OpenClaw AI Agent Flaws Can Allow Rapid Injection and Extrusion of Data
China’s National Computer Network Emergency Response Technical Team (CNCERT) has issued a warning about the security implications of using OpenClaw (formerly known as Clawdbot and Moltbot), an open source agent and autonomous artificial intelligence (AI) that helps it.
In a post shared on WeChat, CNCERT noted that “inherently weak automatic security settings,” coupled with its special access to the system to facilitate the ability to perform independent work, can be used by bad actors to seize control of the endpoint.
This includes the risks posed by rapid injections, where malicious instructions embedded within a web page can cause an agent to leak sensitive information if tricked into accessing and consuming the content.
This attack is also called indirect rapid injection (IDPI) or rapid domain injection (XPIA), as adversaries, instead of interacting directly with the large language model (LLM), use poor AI features such as web page summarization or content analysis to execute modified commands. This can range from avoiding AI-based ad review systems and influencing hiring decisions to using search engine optimization (SEO) and generating biased responses by suppressing negative reviews.

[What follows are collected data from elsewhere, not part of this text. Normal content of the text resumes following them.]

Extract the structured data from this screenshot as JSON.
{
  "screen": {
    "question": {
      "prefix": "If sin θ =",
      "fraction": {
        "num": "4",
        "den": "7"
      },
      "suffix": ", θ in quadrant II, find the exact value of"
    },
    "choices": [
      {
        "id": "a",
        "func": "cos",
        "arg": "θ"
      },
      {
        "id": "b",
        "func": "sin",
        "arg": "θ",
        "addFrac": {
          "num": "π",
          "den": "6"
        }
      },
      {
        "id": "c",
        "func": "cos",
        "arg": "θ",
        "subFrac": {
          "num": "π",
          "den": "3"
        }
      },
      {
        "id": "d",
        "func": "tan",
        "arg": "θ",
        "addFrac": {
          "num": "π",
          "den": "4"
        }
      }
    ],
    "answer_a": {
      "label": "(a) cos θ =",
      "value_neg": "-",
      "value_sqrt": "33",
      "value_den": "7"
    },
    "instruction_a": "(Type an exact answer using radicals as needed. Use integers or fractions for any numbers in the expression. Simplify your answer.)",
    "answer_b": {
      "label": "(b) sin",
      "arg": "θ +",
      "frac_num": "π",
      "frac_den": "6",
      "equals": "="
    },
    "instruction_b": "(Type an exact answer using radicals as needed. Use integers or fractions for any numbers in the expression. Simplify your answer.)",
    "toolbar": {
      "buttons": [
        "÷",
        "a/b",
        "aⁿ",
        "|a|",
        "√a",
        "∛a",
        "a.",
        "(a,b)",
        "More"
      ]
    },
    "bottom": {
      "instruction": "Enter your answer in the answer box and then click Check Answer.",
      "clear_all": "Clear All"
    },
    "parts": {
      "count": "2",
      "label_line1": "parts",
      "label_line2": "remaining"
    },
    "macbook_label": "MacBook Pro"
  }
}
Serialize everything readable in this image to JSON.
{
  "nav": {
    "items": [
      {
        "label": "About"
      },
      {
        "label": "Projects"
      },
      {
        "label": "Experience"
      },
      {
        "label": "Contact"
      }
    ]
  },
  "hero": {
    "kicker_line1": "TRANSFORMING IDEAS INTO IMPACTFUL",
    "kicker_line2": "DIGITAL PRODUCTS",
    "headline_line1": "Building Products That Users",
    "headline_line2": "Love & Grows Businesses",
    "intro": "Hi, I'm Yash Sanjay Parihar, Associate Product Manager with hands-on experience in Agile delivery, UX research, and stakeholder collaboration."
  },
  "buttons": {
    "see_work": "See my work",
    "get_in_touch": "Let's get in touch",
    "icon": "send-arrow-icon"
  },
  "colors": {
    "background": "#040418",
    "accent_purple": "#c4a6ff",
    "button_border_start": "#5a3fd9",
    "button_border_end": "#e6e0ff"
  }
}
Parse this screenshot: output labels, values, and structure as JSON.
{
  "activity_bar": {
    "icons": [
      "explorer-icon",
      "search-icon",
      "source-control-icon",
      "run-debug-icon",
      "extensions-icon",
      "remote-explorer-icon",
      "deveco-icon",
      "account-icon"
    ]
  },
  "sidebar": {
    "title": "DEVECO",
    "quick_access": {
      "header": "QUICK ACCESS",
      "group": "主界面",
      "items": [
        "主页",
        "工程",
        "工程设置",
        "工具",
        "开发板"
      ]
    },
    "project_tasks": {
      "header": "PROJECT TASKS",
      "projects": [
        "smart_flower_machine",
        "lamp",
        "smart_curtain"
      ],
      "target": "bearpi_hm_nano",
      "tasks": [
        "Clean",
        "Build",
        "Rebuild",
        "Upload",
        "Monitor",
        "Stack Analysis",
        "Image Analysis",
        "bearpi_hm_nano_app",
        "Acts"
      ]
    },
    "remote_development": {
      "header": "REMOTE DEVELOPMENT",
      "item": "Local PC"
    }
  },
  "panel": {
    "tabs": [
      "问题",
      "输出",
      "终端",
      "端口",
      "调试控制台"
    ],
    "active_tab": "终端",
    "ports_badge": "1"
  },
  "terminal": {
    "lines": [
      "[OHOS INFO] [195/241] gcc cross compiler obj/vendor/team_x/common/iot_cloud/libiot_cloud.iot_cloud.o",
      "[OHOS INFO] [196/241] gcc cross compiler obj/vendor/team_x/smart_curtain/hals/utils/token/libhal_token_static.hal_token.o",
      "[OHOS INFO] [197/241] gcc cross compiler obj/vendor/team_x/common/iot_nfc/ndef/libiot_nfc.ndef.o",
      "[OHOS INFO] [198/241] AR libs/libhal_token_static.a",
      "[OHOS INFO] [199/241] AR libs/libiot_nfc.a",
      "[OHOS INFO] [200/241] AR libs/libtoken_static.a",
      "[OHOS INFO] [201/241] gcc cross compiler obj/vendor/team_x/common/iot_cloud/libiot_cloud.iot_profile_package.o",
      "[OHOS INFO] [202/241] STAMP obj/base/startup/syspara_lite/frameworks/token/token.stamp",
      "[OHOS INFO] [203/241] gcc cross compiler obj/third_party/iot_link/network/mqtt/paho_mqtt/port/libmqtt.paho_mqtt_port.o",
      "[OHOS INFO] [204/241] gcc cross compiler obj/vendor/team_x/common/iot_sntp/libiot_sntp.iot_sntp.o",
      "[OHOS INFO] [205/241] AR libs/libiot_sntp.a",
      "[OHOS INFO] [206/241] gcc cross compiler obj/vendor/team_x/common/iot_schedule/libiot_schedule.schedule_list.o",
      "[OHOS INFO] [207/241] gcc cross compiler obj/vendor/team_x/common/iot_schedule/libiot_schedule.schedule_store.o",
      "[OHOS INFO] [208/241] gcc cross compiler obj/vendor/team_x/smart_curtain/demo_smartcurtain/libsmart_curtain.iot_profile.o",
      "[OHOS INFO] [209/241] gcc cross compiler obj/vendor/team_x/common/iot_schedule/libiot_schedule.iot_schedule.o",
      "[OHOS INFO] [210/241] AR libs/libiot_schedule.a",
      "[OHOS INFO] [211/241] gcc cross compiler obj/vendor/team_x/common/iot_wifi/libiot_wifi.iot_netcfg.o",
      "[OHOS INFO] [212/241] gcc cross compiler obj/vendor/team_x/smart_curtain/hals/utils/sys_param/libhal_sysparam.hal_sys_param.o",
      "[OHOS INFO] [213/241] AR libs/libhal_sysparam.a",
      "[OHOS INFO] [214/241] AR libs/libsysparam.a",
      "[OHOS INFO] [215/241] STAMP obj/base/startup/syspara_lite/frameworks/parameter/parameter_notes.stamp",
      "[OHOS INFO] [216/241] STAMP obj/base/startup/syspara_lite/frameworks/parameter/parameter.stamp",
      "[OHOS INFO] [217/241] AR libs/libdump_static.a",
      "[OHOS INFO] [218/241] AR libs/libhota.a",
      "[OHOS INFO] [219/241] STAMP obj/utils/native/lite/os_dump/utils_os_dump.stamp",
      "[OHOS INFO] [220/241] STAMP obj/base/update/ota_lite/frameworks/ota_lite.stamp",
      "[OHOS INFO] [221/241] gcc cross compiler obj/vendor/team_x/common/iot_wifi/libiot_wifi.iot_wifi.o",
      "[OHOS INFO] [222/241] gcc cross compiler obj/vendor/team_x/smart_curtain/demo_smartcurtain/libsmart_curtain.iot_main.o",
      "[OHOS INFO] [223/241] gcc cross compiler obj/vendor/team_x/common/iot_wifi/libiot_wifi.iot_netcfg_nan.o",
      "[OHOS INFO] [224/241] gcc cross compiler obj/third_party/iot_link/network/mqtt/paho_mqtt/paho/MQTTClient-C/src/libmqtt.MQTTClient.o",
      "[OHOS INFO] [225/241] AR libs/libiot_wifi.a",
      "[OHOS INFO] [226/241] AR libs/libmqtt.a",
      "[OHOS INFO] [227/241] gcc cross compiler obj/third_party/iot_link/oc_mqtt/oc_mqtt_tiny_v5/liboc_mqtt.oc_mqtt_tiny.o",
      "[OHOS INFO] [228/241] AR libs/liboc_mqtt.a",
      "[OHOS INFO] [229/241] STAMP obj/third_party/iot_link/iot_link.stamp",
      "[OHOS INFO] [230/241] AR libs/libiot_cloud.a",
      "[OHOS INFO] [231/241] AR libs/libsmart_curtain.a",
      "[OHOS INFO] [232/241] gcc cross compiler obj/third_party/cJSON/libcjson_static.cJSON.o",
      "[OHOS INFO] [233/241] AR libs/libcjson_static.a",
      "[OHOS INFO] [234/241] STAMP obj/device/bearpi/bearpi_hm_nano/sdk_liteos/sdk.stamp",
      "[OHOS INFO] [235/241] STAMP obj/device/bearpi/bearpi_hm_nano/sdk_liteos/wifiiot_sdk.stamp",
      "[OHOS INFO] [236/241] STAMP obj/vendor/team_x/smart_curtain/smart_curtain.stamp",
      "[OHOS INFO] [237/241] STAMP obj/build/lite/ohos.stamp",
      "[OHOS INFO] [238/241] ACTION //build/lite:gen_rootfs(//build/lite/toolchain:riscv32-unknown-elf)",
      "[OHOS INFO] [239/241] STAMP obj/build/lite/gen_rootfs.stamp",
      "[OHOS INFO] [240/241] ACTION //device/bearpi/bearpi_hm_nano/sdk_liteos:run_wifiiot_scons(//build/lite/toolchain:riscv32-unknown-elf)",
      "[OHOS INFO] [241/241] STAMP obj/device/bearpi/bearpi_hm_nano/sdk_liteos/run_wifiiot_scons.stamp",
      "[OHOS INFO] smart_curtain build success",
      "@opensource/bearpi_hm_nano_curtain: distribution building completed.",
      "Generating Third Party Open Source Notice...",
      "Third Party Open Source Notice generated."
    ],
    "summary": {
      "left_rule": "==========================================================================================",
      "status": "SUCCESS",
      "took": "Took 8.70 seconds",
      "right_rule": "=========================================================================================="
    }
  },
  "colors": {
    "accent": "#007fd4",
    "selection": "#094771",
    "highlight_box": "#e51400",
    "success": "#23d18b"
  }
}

OpenAI, in a blog post published earlier this week, said that rapid injection-style attacks go beyond placing commands on external content to include social engineering features.
“AI agents are increasingly able to browse the web, find information, and act on the user’s behalf,” it said. “Those capabilities are useful, but they also create new ways for attackers to try to exploit the system.”
The risk of rapid injection in OpenClaw is negligible. Last month, researchers at PromptArmor discovered that the link preview feature in messaging apps like Telegram or Discord could be turned into a data filtering channel when communicating with OpenClaw via indirect rapid injection.
The idea, at a high level, is to trick an AI agent into generating a URL controlled by an attacker that, when given to a messaging app as a link preview, automatically causes it to transfer confidential data to that domain without clicking the link.
“This means that in agent systems with link previews, data extraction can occur as soon as the AI agent responds to the user, without the user needing to click on a malicious link,” the AI security firm said. “In this attack, the agent is tricked into creating a URL using the attacker’s domain, with dynamically generated query parameters that contain sensitive data that the model knows about the user.”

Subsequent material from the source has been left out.